La pompe à injection est également en train d’être adaptée pour fonctionner avec l’appareil à résonnance magnétique qui sera installé dans les salles du sous-sol de la Faculté de Médecine. La gestion quotidienne de l’installation des salles et des équipements incombe au professeur Silva, qui explique qu’il est nécessaire d’installer un blindage en fer de 400 tonnes autour de la salle contenant l’équipement de résonnance magnétique pour contenir les émissions élevées du champ magnétique. Ce blindage est nécessaire car les personnes porteuses de prothèses métalliques et de pacemakers pourraient être affectées à proximité de l’équipement.

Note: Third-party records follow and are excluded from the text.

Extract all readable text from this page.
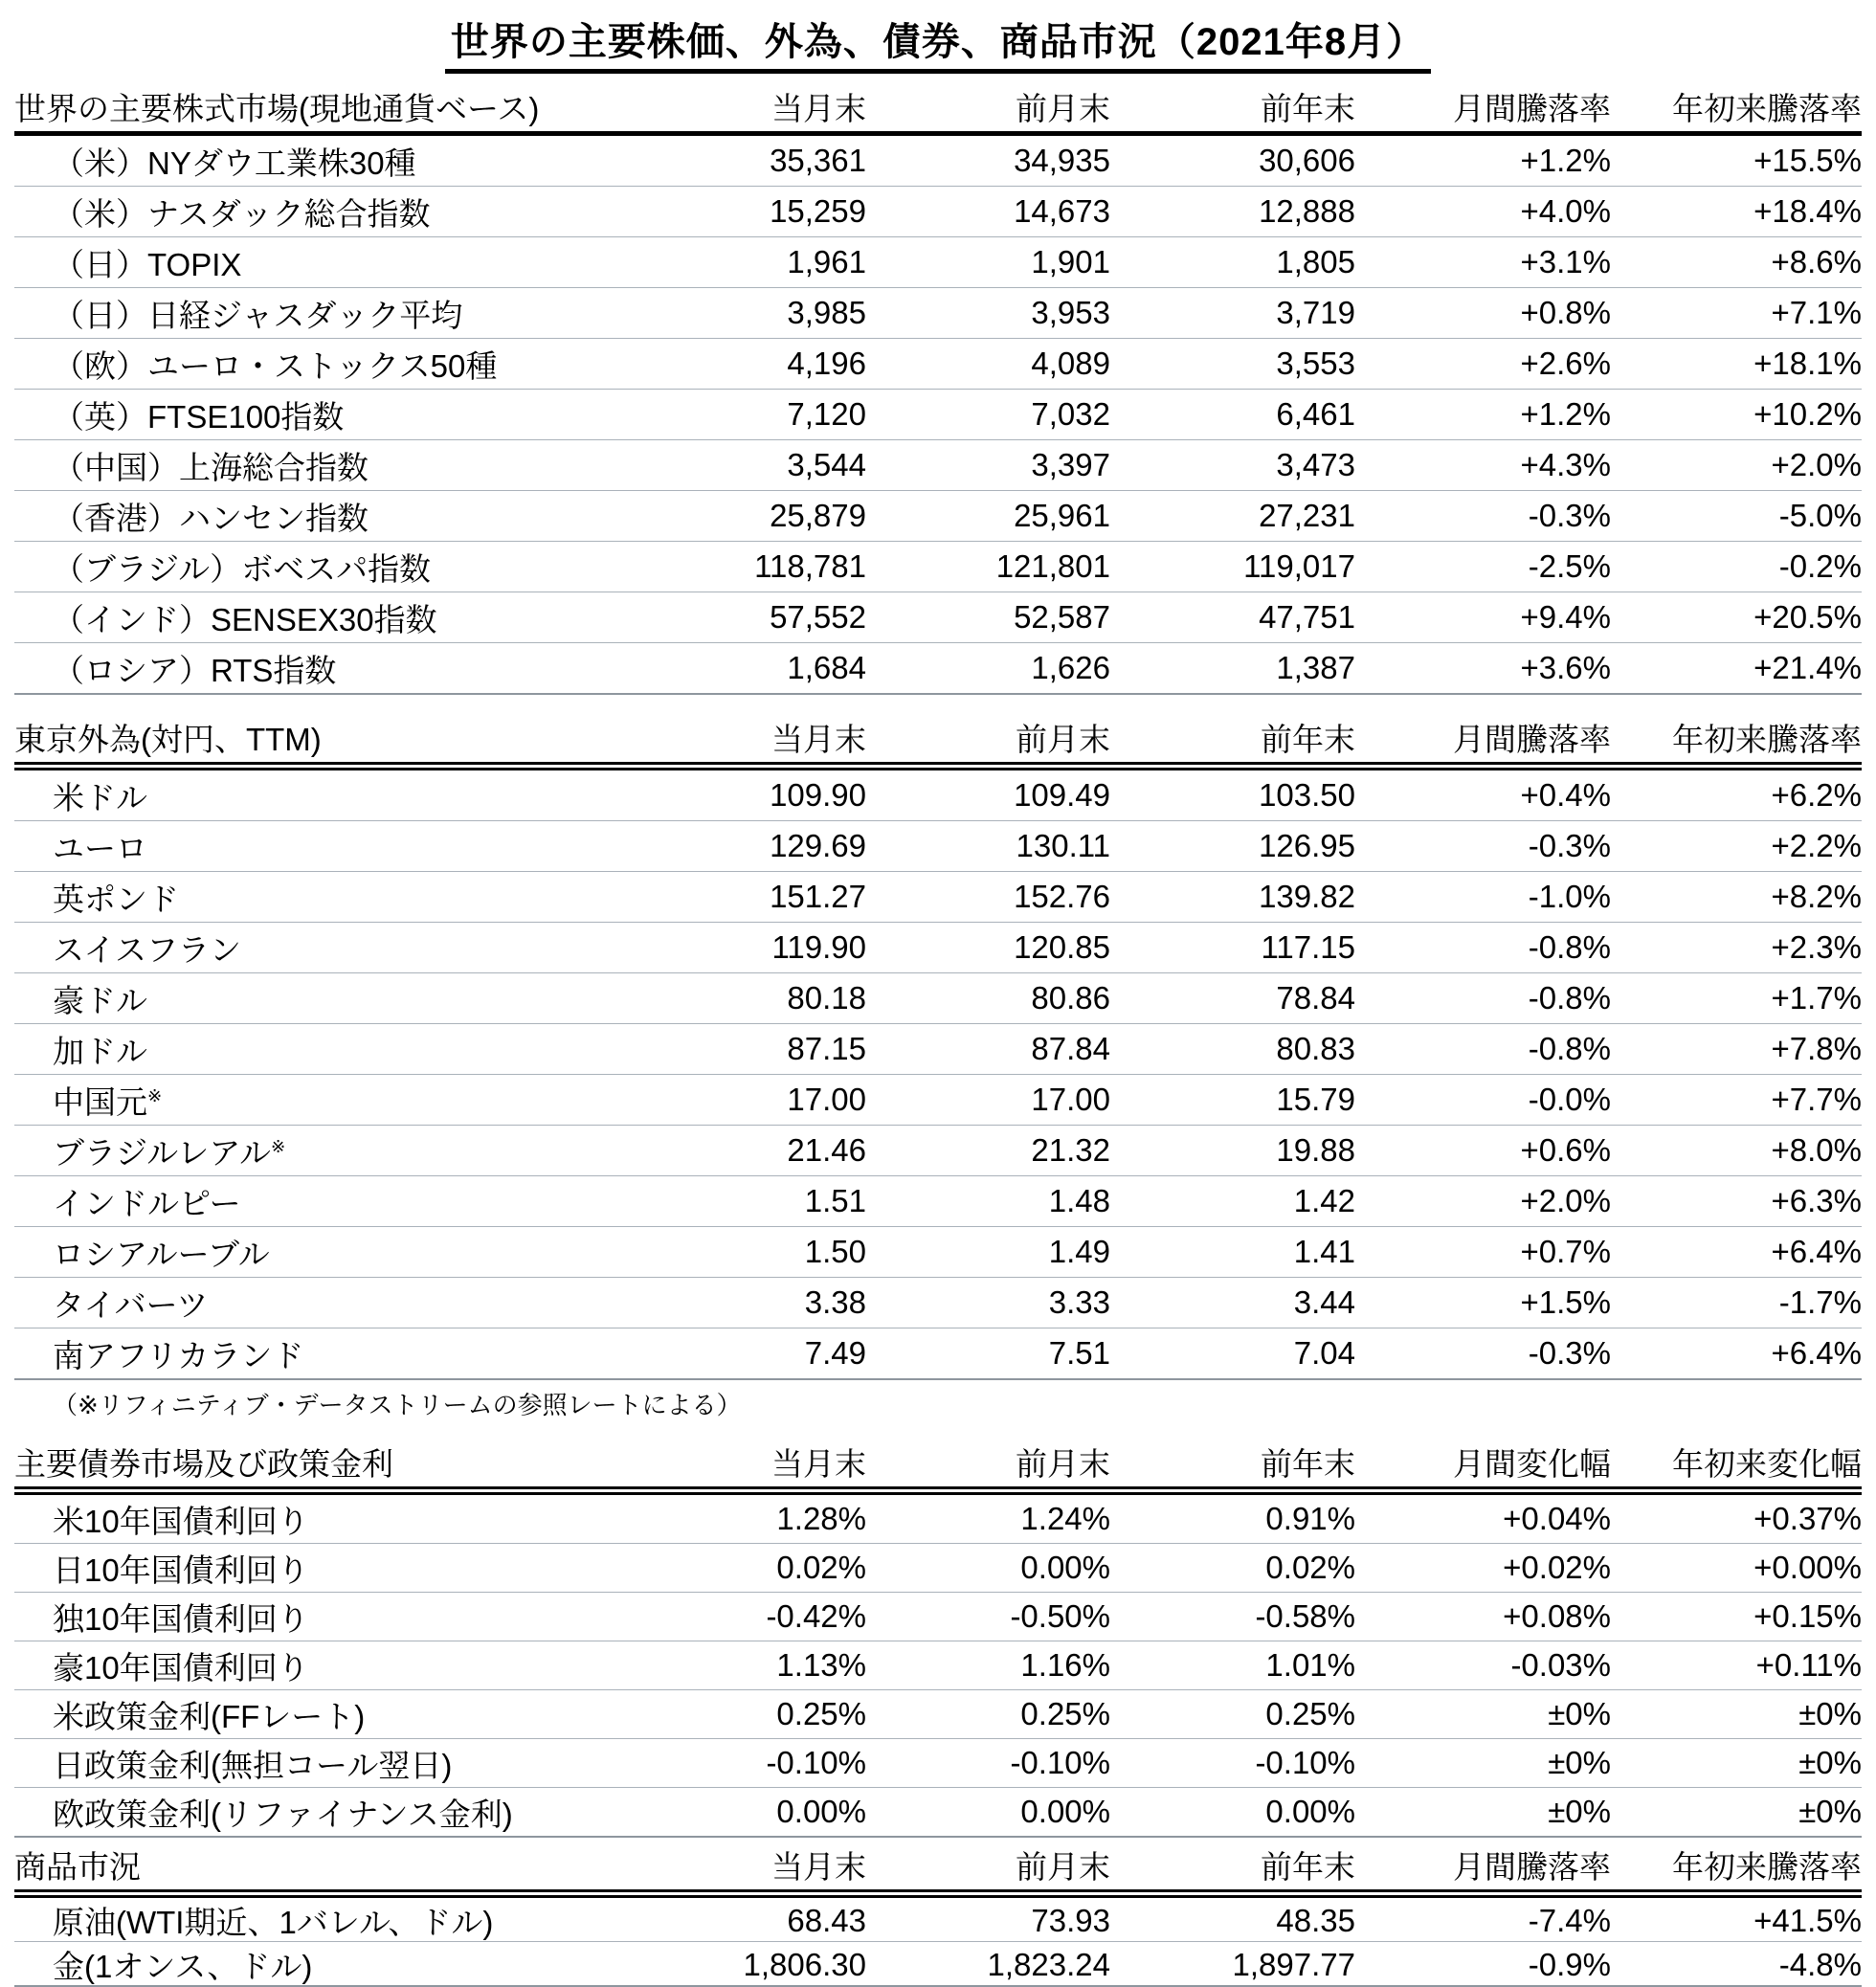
世界の主要株価、外為、債券、商品市況（2021年8月）
世界の主要株式市場(現地通貨ベース)	当月末	前月末	前年末	月間騰落率	年初来騰落率
（米）NYダウ工業株30種	35,361	34,935	30,606	+1.2%	+15.5%
（米）ナスダック総合指数	15,259	14,673	12,888	+4.0%	+18.4%
（日）TOPIX	1,961	1,901	1,805	+3.1%	+8.6%
（日）日経ジャスダック平均	3,985	3,953	3,719	+0.8%	+7.1%
（欧）ユーロ・ストックス50種	4,196	4,089	3,553	+2.6%	+18.1%
（英）FTSE100指数	7,120	7,032	6,461	+1.2%	+10.2%
（中国）上海総合指数	3,544	3,397	3,473	+4.3%	+2.0%
（香港）ハンセン指数	25,879	25,961	27,231	-0.3%	-5.0%
（ブラジル）ボベスパ指数	118,781	121,801	119,017	-2.5%	-0.2%
（インド）SENSEX30指数	57,552	52,587	47,751	+9.4%	+20.5%
（ロシア）RTS指数	1,684	1,626	1,387	+3.6%	+21.4%
東京外為(対円、TTM)	当月末	前月末	前年末	月間騰落率	年初来騰落率
米ドル	109.90	109.49	103.50	+0.4%	+6.2%
ユーロ	129.69	130.11	126.95	-0.3%	+2.2%
英ポンド	151.27	152.76	139.82	-1.0%	+8.2%
スイスフラン	119.90	120.85	117.15	-0.8%	+2.3%
豪ドル	80.18	80.86	78.84	-0.8%	+1.7%
加ドル	87.15	87.84	80.83	-0.8%	+7.8%
中国元※	17.00	17.00	15.79	-0.0%	+7.7%
ブラジルレアル※	21.46	21.32	19.88	+0.6%	+8.0%
インドルピー	1.51	1.48	1.42	+2.0%	+6.3%
ロシアルーブル	1.50	1.49	1.41	+0.7%	+6.4%
タイバーツ	3.38	3.33	3.44	+1.5%	-1.7%
南アフリカランド	7.49	7.51	7.04	-0.3%	+6.4%
（※リフィニティブ・データストリームの参照レートによる）
主要債券市場及び政策金利	当月末	前月末	前年末	月間変化幅	年初来変化幅
米10年国債利回り	1.28%	1.24%	0.91%	+0.04%	+0.37%
日10年国債利回り	0.02%	0.00%	0.02%	+0.02%	+0.00%
独10年国債利回り	-0.42%	-0.50%	-0.58%	+0.08%	+0.15%
豪10年国債利回り	1.13%	1.16%	1.01%	-0.03%	+0.11%
米政策金利(FFレート)	0.25%	0.25%	0.25%	±0%	±0%
日政策金利(無担コール翌日)	-0.10%	-0.10%	-0.10%	±0%	±0%
欧政策金利(リファイナンス金利)	0.00%	0.00%	0.00%	±0%	±0%
商品市況	当月末	前月末	前年末	月間騰落率	年初来騰落率
原油(WTI期近、1バレル、ドル)	68.43	73.93	48.35	-7.4%	+41.5%
金(1オンス、ドル)	1,806.30	1,823.24	1,897.77	-0.9%	-4.8%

L’appareil émet un champ magnétique de 7 teslas (T). «Les équipements cliniques utilisés dans les hôpitaux, par exemple, émettent 3 teslas», affirme-t-il. «Nous allions acheter un équipement de 3 teslas, mais suite à la demande du personnel de la radiologie nous en avons acheté un plus approprié pour la recherche», déclare Paulo Saldiva. «Seuls l’Allemagne, les États-Unis, l’Angleterre, le Japon, la Suisse et la France possèdent ce type d’appareil à résonnance magnétique qui n’a pas encore été autorisé pour être utilisé dans des examens cliniques», explique Silva.

Projet
Plateforme d’imagerie dans la salle d’autopsie (nº 2009/ 54323-0); Modalité Programme Équipements Multi-usages; Coordination Paulo Hilário Nascimento Saldiva/USP; Investissement 3 000 000,00 dollars US (FAPESP), 3 000 000,00 dollars US (USP), 1 500 000,00 dollars US (Fondation Faculté de Médecine) et 3 000 000,00 de reais (USP).